Discours du 20 mai 2026
Mélanie Thomin · Session ordinaire 2025-2026 · séance n°239
Le groupe socialiste soutient cet amendement. En effet, dans les territoires qui sont profondément attachés à l’élevage, l’abattoir est indispensable à la structuration et surtout à la durabilité de nos filières. J’ai le souvenir de la catastrophe sociale vécue par les salariés de l’entreprise Gad lors de la faillite de celle-ci, il y a environ dix ans, dans ma circonscription du Finistère. L’effondrement de la filière volaille, qui nous a conduits à importer des produits de pays tiers, est un vrai problème. La modernisation des abattoirs permet aux filières françaises de se structurer et de se développer pour y faire face. On peut bien sûr faire mieux en aidant les filières à s’adapter à la transition environnementale. Cette aide est nécessaire pour garantir l’acceptabilité de la transition.En tant qu’élue d’un territoire fier de son élevage, je suis très attachée au développement des abattoirs publics. Prochainement, l’un de ces abattoirs sera inauguré près de chez moi. C’est une fierté pour les éleveurs et pour les collectivités locales qui soutiennent ces outils de production. Prenons garde cependant au développement des abattoirs privés, financés par de grands capitaux, car il faut veiller au bon équilibre de la filière. Les parlementaires subissent parfois des pressions de la part de grands groupes privés qui voudraient avoir le monopole sur la gestion des abattoirs. Pour ma part, je le répète, je suis vraiment attachée aux abattoirs publics qui soutiennent et accompagnent les petits producteurs.
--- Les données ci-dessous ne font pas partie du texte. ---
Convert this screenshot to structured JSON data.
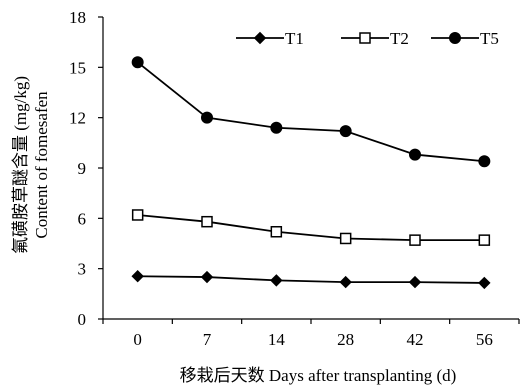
{
  "chart_data": {
    "type": "line",
    "title": "",
    "xlabel": "移栽后天数 Days after transplanting (d)",
    "ylabel": [
      "氟磺胺草醚含量 (mg/kg)",
      "Content of fomesafen"
    ],
    "categories": [
      "0",
      "7",
      "14",
      "28",
      "42",
      "56"
    ],
    "ylim": [
      0,
      18
    ],
    "yticks": [
      "0",
      "3",
      "6",
      "9",
      "12",
      "15",
      "18"
    ],
    "grid": false,
    "legend_position": "top-right",
    "series": [
      {
        "name": "T1",
        "marker": "diamond-filled",
        "values": [
          2.55,
          2.5,
          2.3,
          2.2,
          2.2,
          2.15
        ]
      },
      {
        "name": "T2",
        "marker": "square-open",
        "values": [
          6.2,
          5.8,
          5.2,
          4.8,
          4.7,
          4.7
        ]
      },
      {
        "name": "T5",
        "marker": "circle-filled",
        "values": [
          15.3,
          12.0,
          11.4,
          11.2,
          9.8,
          9.4
        ]
      }
    ]
  }
}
Je voudrais présenter la réflexion du groupe Socialistes et apparentés sur l’amendement n° 641, qui est l’objet principal du débat.Nous y sommes évidemment défavorables parce qu’il sème la désespérance et qu’il assume une certaine forme de fracture territoriale. On a le sentiment qu’il renie tout ce qui peut exister en matière de filières et d’initiatives agricoles à travers le pays, en fixant un objectif démesuré de réduction des élevages. Surtout, il remet en cause des savoir-faire de filières indispensables à l’alimentation des Françaises et des Français. (M. Inaki Echaniz applaudit.)Si, dans un fantasme collectif, nous adoptions cet amendement, on n’aurait plus que Paris au milieu de la carte de France, entouré d’une immense diagonale du vide, où il n’y aurait plus d’emploi, plus d’économie, plus de production agricole. (Applaudissements sur plusieurs bancs du groupe DR. – M. Marc Fesneau applaudit également.) Tout espoir de construire des fermes et des projets agricoles pour la jeune génération qui a envie de s’impliquer dans ce beau métier serait anéanti. (M. Dominique Potier applaudit.) J’ajoute, étant députée d’un territoire où le secteur agroalimentaire est important, que le risque serait grand de provoquer l’effondrement de toute la chaîne de production. Enfin, le désespoir se trouverait dans l’assiette des Françaises et des Français. Le plaisir de manger de la viande doit pouvoir rester un plaisir assumé. On peut manger de la viande de qualité de façon raisonnable. Il faut le revendiquer. Il ne faut pas en avoir peur. (Applaudissements sur les bancs des groupes SOC, EPR, DR et Dem.)
Source : compte rendu intégral officiel de l'Assemblée nationale, capturé le 2026-09-01. Texte reproduit tel que publié par l'Assemblée, hors interventions de présidence de séance (ouverture, clôture, mise aux voix).